Magellan Midstream Partners Announces Record Quarterly Earning

Increases 2006 Earnings Guidance 

TULSA, Okla. – Magellan Midstream Partners, L.P. (NYSE: MMP) today reported record quarterly operating profit and net income.

First-quarter 2006 operating profit was $62.8 million compared to $54.0 million for first quarter 2005, representing a 16.3% increase. Net income increased to $48.3 million during first quarter 2006 from $42.1 million in the corresponding 2005 period, a 14.7% increase.

“All of our businesses performed well during the quarter, and we are reaffirming our goal of 8% to 10% growth in distributions in 2006,” said Don Wellendorf, chief executive officer.

An analysis of variances by segment comparing first quarter 2006 to first quarter 2005 is provided below based on operating margin, a financial measure that reflects operating profit before general and administrative (G&A) expense and depreciation and amortization:

Petroleum products pipeline system. Pipeline operating margin was $64.2 million, an increase of $1.5 million. Revenues increased between periods primarily due to increased diesel fuel shipments and higher ancillary services such as additive injections. Higher commodity margins also positively impacted the 2006 quarter as the partnership’s petroleum products blending and fractionation operations continued to benefit from the sale of product during a high price environment. Higher power, property tax and environmental expenses as well as less favorable product overages negatively impacted the current quarter.

Petroleum products terminals. Terminals operating margin was $25.4 million, an increase of $7.8 million and a quarterly record for this segment. The 2006 period principally benefited from revenues from a variable-rate storage agreement. A portion of the partnership’s revenue from this contract is based on a percentage of the customer’s related net trading profit, which was determinable at the end of the contract term that expired Jan. 31, 2006. Further, the addition of the Wilmington, Delaware marine facility, which was acquired in Sept. 2005, and increased throughput and additive fees at the partnership’s inland terminals also increased operating results during first quarter 2006.

Ammonia pipeline system. Ammonia operating margin was $2.5 million, an increase of $1.5 million. The impact of higher tariffs associated with the partnership’s new transportation agreements, which became effective July 1, 2005, and increased shipments benefited the current quarter. Expenses increased primarily due to higher system integrity expenses and power costs.

Depreciation and amortization increased between quarters primarily due to capital spending over the last year. First-quarter 2006 interest expense was higher primarily due to rising interest rates.

Net income per limited partner unit was 55 cents during first quarter 2006 compared to 54 cents during 2005. 

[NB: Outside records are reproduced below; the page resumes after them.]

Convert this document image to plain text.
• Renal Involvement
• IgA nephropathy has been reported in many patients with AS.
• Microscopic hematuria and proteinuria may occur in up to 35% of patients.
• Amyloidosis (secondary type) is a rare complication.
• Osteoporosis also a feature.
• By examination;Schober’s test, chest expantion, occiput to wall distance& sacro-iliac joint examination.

Based on financial results to date and expectations for the remainder of 2006, management is increasing its 2006 net income per unit guidance to approximately $2.18. Net income per unit for second quarter 2006 is estimated to be approximately 53 cents.

Management continues to expect significant expansion opportunities during 2006. Based on projects currently underway or in advanced stages of development, capital spending for expansion projects is currently expected to be approximately $175.0 million during 2006, excluding potential future acquisitions.

An analyst call with management regarding first-quarter 2006 financial results and 2006 outlook is scheduled today at 1:30 p.m. Eastern. To participate, dial (800) 810-0924 and provide code 4995889. Investors also may listen to the call via the partnership’s web site at http://www.magellanlp.com/webcasts.aspx.

Audio replays of the conference call will be available from 4:30 p.m. Eastern today through midnight on May 4. To access the replay, dial (888) 203-1112 and provide code 4995889. The replay also will be available at http://www.magellanlp.com.

Management believes that investors benefit from having access to the same financial measures being utilized by the partnership. As a result, this news release and supporting schedules include the non-generally accepted accounting principles measures of operating margin and distributable cash flow, which are important performance measures used by management to evaluate the economic success of the partnership’s operations. Operating margin reflects operating profit before G&A expenses and depreciation and amortization, and distributable cash flow reflects the cash available to pay distributions. Reconciliations of operating margin to operating profit and distributable cash flow to net income accompany this release.


About Magellan Midstream Partners, L.P.  

Magellan Midstream Partners, L.P. is a publicly traded partnership formed to own, operate and acquire a diversified portfolio of energy assets. The partnership primarily transports, stores and distributes refined petroleum products. More information is available at http://www.magellanlp.com.




Portions of this document may constitute forward-looking statements as defined by federal law. Although management believes any such statements are based on reasonable assumptions, there is no assurance that actual outcomes will not be materially different. Additional information about issues that could lead to material changes in performance is contained in the partnership's filings with the Securities and Exchange Commission.